Money you paid in Interest earned

Figures are for the 2026/27 tax year (England, Wales and Northern Ireland; the Personal Savings Allowance uses these bands even for Scottish taxpayers). Interest is compounded monthly and tax on a taxable account is applied each year to interest above your Personal Savings Allowance, then deducted from the balance. The ISA allowance is £20,000 per tax year. This is a projection based on a constant interest rate, which real savings and investments will not have. It ignores inflation and the savings starting rate, and is a general guide only, not financial advice.

Explanation

How compound interest works

Compound interest is interest earned on your interest.

Each period, the interest you receive is added to your balance, and the next period’s interest is calculated on that larger amount.

Over long periods this snowball effect becomes powerful, which is why the gap between what you pay in and what you end up with widens over time, as the graph above shows.

Starting earlier and leaving the money invested for longer makes a far bigger difference than most people expect.

Why the tax setting matters

Interest earned in a normal savings account is taxable.

The Personal Savings Allowance lets basic-rate taxpayers earn £1,000 of interest tax-free each year, higher-rate taxpayers £500, and additional-rate taxpayers nothing.

Once your interest exceeds that allowance, the excess is taxed at your normal income tax rate.

Inside an ISA, by contrast, all interest is completely tax-free and never touches your allowance, which is why the same savings plan can end up worth noticeably more in an ISA.

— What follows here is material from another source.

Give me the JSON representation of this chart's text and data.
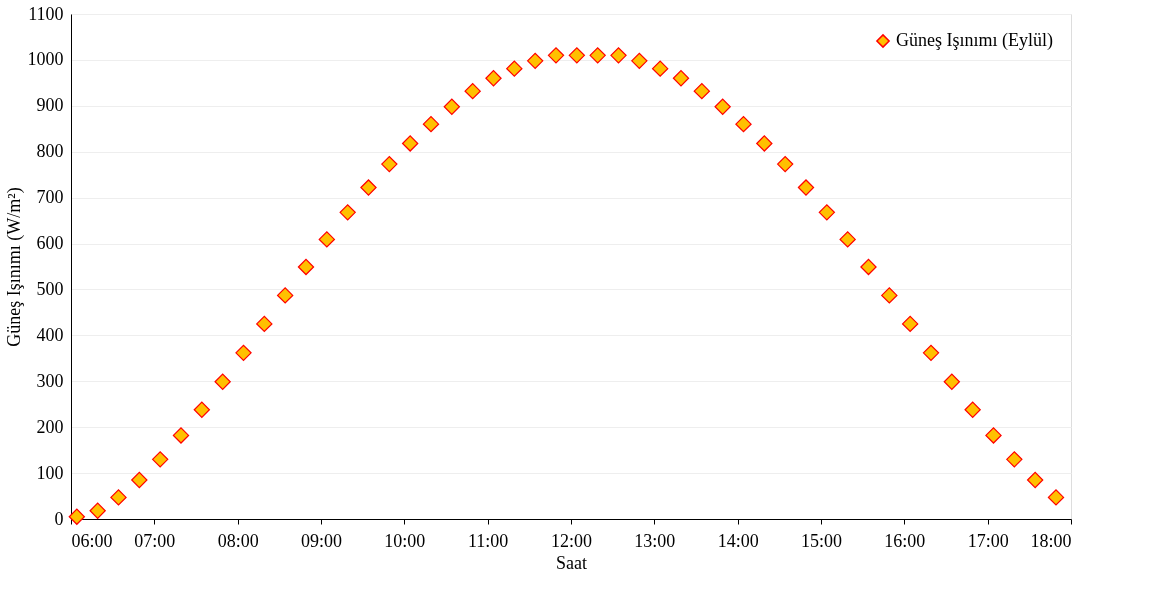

You can pay up to £20,000 into a stocks and shares ISA or £12,000 into a Cash ISA each year.

Things this calculator simplifies

Real savings rates change over time, whereas this projection assumes a constant rate, so treat the result as an illustration rather than a guarantee.

It also doesn’t adjust for inflation, so the future figure will buy less than the same amount today.

It doesn’t account for the savings starting rate (which helps people with low non-savings income), and it assumes tax on a taxable account is settled each year rather than via your tax code.

Important: This is a general guide for the 2026/27 tax year and does not constitute financial advice. Investment returns are not guaranteed, and the value of stocks-and-shares investments can fall as well as rise. Speak to a qualified financial adviser before making decisions.